There are those who say in jest that Bill Clinton was the first black president. By that standard, Barack Obama was the first Jewish president. People such as editor-in-chief of The Atlantic Jeffrey Goldberg have said as much. Goldberg wrote that Obama’s intellectual development under liberal Jewish Americans helped shape his worldview in such a way that he was accused, in a race for Congress against former Black Panther Bobby Rush, of being the candidate of the Jewish community. Barack Obama’s policy in the Middle East has been one shaped by this liberal Jewish presence in his intellectual upbringing-- a deep sense that Jewish survival in someway depends upon a land for the Jews that has a country made up of Jews, and on the other hand, a deep sense that this state was created and exists by perhaps unforgivable sins. Barack Obama is above all things an optimist, a believer in the ability of people to work for good and to create positive change in the world. Israel is at once an idea imbibed in this spirit of can-do optimism. But it is also reliant on a deep sense of despair about the world. It exists because there were enough people who agreed that the only people they could rely on were themselves.

Much of Barack Obama’s policy towards Israel has been bark and no bite. He spoke of peace, but his efforts seemed haphazard and weary of the great obstacles a resolution between Israelis and Palestinians faces. In the lame-duck days of his presidency, he stuck his finger in Netanyahu’s eye as a parting gift. The relationship between these two leaders has been defined by its subsurface animosity, which occasionally came up for air. In November of 2011, a hot mic picked up Obama responding to then French president Nicolas Sarkozy’s complaints about Netanyahu with “You’re fed up with him, but I have to deal with him even more often than you.” Netanyahu lectured Obama about Israel’s threats, Obama responded with frustration at being talked down to.

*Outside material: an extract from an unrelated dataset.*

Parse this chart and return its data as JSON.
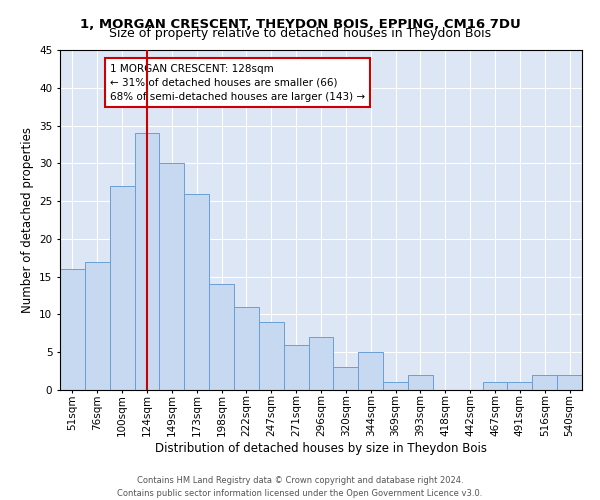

Most notably, Netanyahu came to Washington on the invitation of Congress to bad mouth the deal the United States, along with the other permanent members of the UN Security Council and Germany, had signed with Iran over that country’s nuclear program. And now, with the United States refusing to protect Israel from international condemnation for its continued settlement of Palestinian lands in the West Bank, it seems that Preisdent Obama has had enough.

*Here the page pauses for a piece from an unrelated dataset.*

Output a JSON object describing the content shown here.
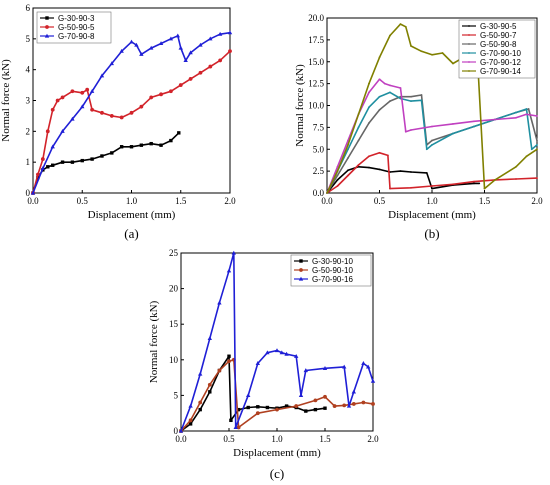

The lack of good will between Bibi and Barack has left American Jews in a unique position in their history. Jewish organizations come in many colors in these United States, but they often relied upon the ability for Jews to support the leaders both of their home state and their homeland. But Israel is changing in ways that most American Jews do not approve of, and it is becoming harder and harder to check liberalism at the door. Barack Obama’s frustration with a stalled peace process led him to finally allow long-standing U.S. opposition to settlements to become actual, legitimate foreign policy. At the same time, American Jews are growing frustrated with Israel. 38 percent believe that Israel is making genuine efforts toward peace, and most believe that Barack Obama is dealing with Israel well, according to the aforementioned Pew survey. When Donald Trump enters the Oval Office this coming January, he has made it clear that he will reverse the brief but significant change in American policy towards Israel. But it is clear that there are cracks in this special relationship, not only between governments, but also between the Jewish communities in America and Israel.